I’ve seen several signs that all that should be changing soon. I was leafing through a catalog the other day, when I came across this advertisement: “Feeling low? Run down? Dragged out? Too tired to do those things you have to and too depressed to try the ones you want to? No More! Now you can be rejuvenated In Your Own Home! with a breath of fresh air. Life-giving, invigorating, 100% pure oxygen can be at your fingertips.” It went on to describe how, for only $20, you could buy a cartridge and mask that dispensed enough oxygen puffs for 20 minutes of purification. Watching TV, I noticed that now the football players run off to the sideline not for a drink of water but for a grab of the mask. And I read in the Wall Street Journal that the Japanese sell oxygen in bars. You can even pick your flavor.
It would seem to make sense. If 21% is adequate, 100% must be dynamite. Those who have tried it swear by it. Only one problem: We can’t use that much oxygen. We don’t use air the way an engine uses gasoline–the higher the octane, the better it runs. We extract oxygen from the air the way miners take coal from the ground. Once in the lungs, the lung miners place the oxygen in little buckets. The buckets are called red blood cells. As each red cell is filled up, it moves along to make way for the next one. The red blood cells run along circulatory tunnels to the various organs, where they are unloaded according to demand. Since there are more than enough lung miners in the lungs to dig out oxygen–except in those cases where they have been poisoned–what limits the amount of oxygen that gets to our cells is not the richness of oxygen at the bottom but the number of buckets available to carry it to the top. So a person who wants more oxygen faster needs to get more red blood cells, not higher concentrations of oxygen.
Long-distance runners have already figured this out.
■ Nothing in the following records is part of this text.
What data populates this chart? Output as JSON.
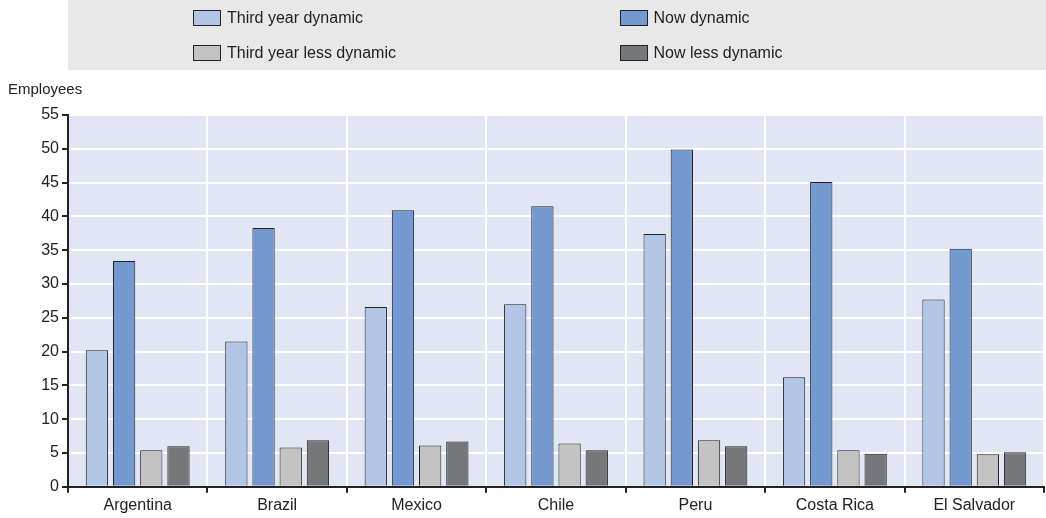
{
  "chart_data": {
    "type": "bar",
    "ylabel": "Employees",
    "categories": [
      "Argentina",
      "Brazil",
      "Mexico",
      "Chile",
      "Peru",
      "Costa Rica",
      "El Salvador"
    ],
    "series": [
      {
        "name": "Third year dynamic",
        "color": "#b3c6e7",
        "values": [
          20.2,
          21.5,
          26.6,
          27.0,
          37.4,
          16.2,
          27.7
        ]
      },
      {
        "name": "Now dynamic",
        "color": "#7399d0",
        "values": [
          33.4,
          38.3,
          40.9,
          41.5,
          49.9,
          45.1,
          35.2
        ]
      },
      {
        "name": "Third year less dynamic",
        "color": "#c3c3c4",
        "values": [
          5.4,
          5.8,
          6.1,
          6.4,
          6.9,
          5.4,
          4.8
        ]
      },
      {
        "name": "Now less dynamic",
        "color": "#76777b",
        "values": [
          6.0,
          6.9,
          6.7,
          5.4,
          6.0,
          4.9,
          5.1
        ]
      }
    ],
    "ylim": [
      0,
      55
    ],
    "yticks": [
      0,
      5,
      10,
      15,
      20,
      25,
      30,
      35,
      40,
      45,
      50,
      55
    ],
    "grid": true,
    "legend": "top"
  }
}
This is why many go in for blood doping instead of oxygen drugging. Runners, I think, are much smarter than football players. After all, only runners can understand why it’s worthwhile to spend two hours beating yourself to exhaustion with no more tangible compensation than a printed T-shirt and a cup of soup, while a football player won’t run for more than a few seconds, and not even that unless you give him a couple hundred thousand dollars for encouragement.
What’s the best way to get the body to make more red blood cells? Give it less oxygen. You can do this by moving to the mountains, but for most people this is too much trouble. Fortunately, at the rate we are cutting down the trees that make oxygen, and are producing carbon monoxide that depletes it, it won’t be long before the air at sea level will have as much oxygen as that on Mount Everest. We will be making red blood cells like crazy.
Then we can really use our oxygen tanks.